Tuesday gave voters their first chance to weigh the fates of school budgets developed under the state's new tax cap, and the law worked just as intended by lawmakers.
Only four districts in Western New York decided to even try to pass a budget that exceeded the tax cap, and two of those went down to defeat -- sending a clear message of fiscal restraint to school district officials and employees.
This result highlights the value of the tax cap, which was intended to block districts from sharply raising the property tax levy -- the amount to be raised in taxes -- beyond a cap of 2 percent plus certain exemptions and district growth.
The tax cap worked as planned, but it did most of its work before voters went to the polls.
Districts opted to make spending cuts and extracted concessions from employees to keep their tax increases within the state cap.
In Erie and Niagara counties, districts this year proposed average tax levy increases of 2.5 percent, down from an average increase of 3.7 percent last year, according to a Buffalo News analysis.
Districts that presented a budget seeking to raise the property tax levy beyond the cap were taking a risk, because they needed 60 percent of voters to approve the budget instead of the normal 50 percent plus one vote.
Statewide, only 48 of nearly 700 school districts attempted to exceed the tax cap, and 40 percent of those budgets failed to pass, the New York State School Boards Association told The News.
In Western New York, just four districts tried to pass a 2012-13 budget that exceeded the tax cap -- Niagara-Wheatfield, Holland, Bemus Point and Wyoming Central.
Holland and Bemus Point passed, while Niagara-Wheatfield and Wyoming -- which each proposed tax-levy increases of 9.9 percent -- went down to defeat.
Taxes still went up in a number of communities, as school boards wrestled with rising costs for employee benefits and the expiration of federal stimulus funds.
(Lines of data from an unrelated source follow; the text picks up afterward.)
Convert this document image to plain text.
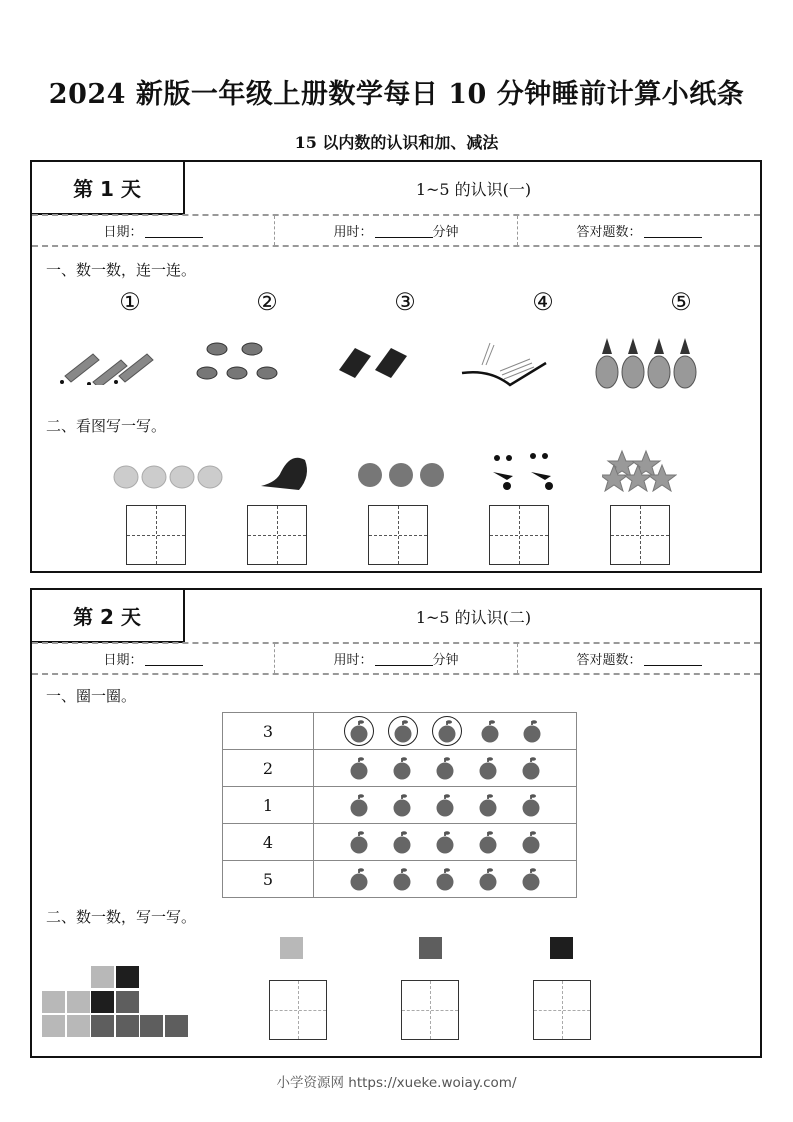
2024 新版一年级上册数学每日 10 分钟睡前计算小纸条
15 以内数的认识和加、减法
第 1 天	1~5 的认识(一)
日期：	用时：	分钟	答对题数：
一、数一数，连一连。
①	②	③	④	⑤
二、看图写一写。
第 2 天	1~5 的认识(二)
日期：	用时：	分钟	答对题数：
一、圈一圈。
3	

2	

1	

4	

5	
二、数一数，写一写。
小学资源网 https://xueke.woiay.com/
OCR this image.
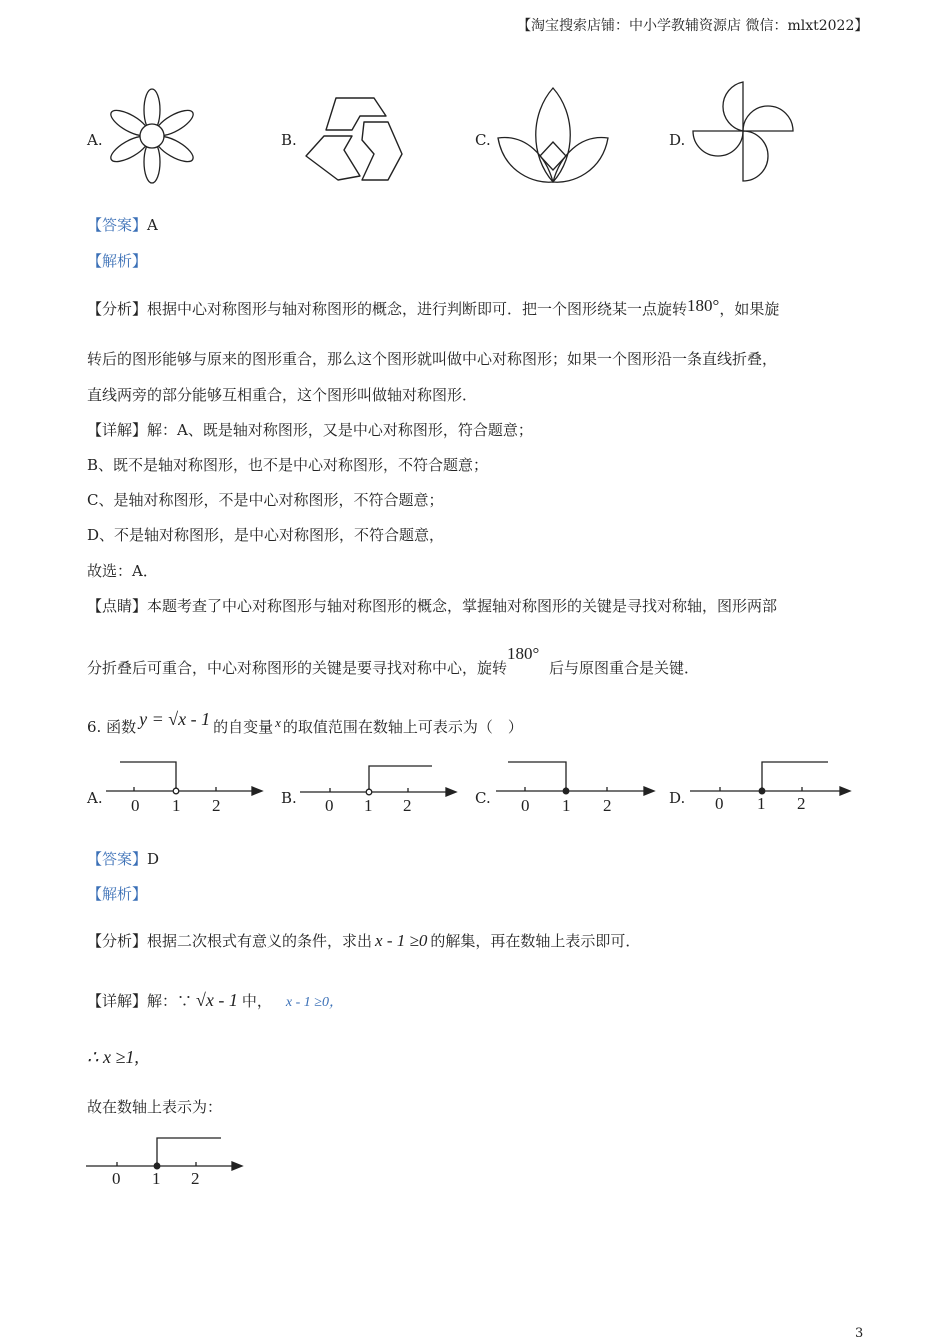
【淘宝搜索店铺：中小学教辅资源店 微信：mlxt2022】
A.	B.	C.	D.
【答案】A
【解析】
【分析】根据中心对称图形与轴对称图形的概念，进行判断即可．把一个图形绕某一点旋转180°，如果旋
转后的图形能够与原来的图形重合，那么这个图形就叫做中心对称图形；如果一个图形沿一条直线折叠，
直线两旁的部分能够互相重合，这个图形叫做轴对称图形．
【详解】解：A、既是轴对称图形，又是中心对称图形，符合题意；
B、既不是轴对称图形，也不是中心对称图形，不符合题意；
C、是轴对称图形，不是中心对称图形，不符合题意；
D、不是轴对称图形，是中心对称图形，不符合题意，
故选：A．
【点睛】本题考查了中心对称图形与轴对称图形的概念，掌握轴对称图形的关键是寻找对称轴，图形两部
分折叠后可重合，中心对称图形的关键是要寻找对称中心，旋转180°后与原图重合是关键．
6. 函数 y = √x - 1 的自变量 x 的取值范围在数轴上可表示为（　）
A. 0 1 2	B. 0 1 2	C. 0 1 2	D. 0 1 2
【答案】D
【解析】
【分析】根据二次根式有意义的条件，求出 x - 1 ≥0 的解集，再在数轴上表示即可．
【详解】解：∵ √x - 1 中， x - 1 ≥0，
∴ x ≥1,
故在数轴上表示为：
0 1 2
3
But the cap served as a welcome regulator that kept taxes from rising unchecked.
In a related matter, the fiscal challenges facing every district likely explain why so few people wanted to serve on their school board.
School board races were held Tuesday in 37 districts in Erie and Niagara counties. Just 17 had a competitive race, while candidates ran unopposed in 20 districts. And Akron, which had two open seats but only one candidate, had to resort to write-in votes to fill the second seat. Two candidates tied, with 11 votes each, and a run-off election may have to be held.
We can understand why serving on a school board is not the sought-after post it once was. It's a thankless, unpaid job, and members are making tough decisions to close schools, cut programs or lay off teachers.
The tax cap remains in effect for next year, presenting more of these difficult choices to school districts while slowing the increase in the property-tax burden on New York's residents.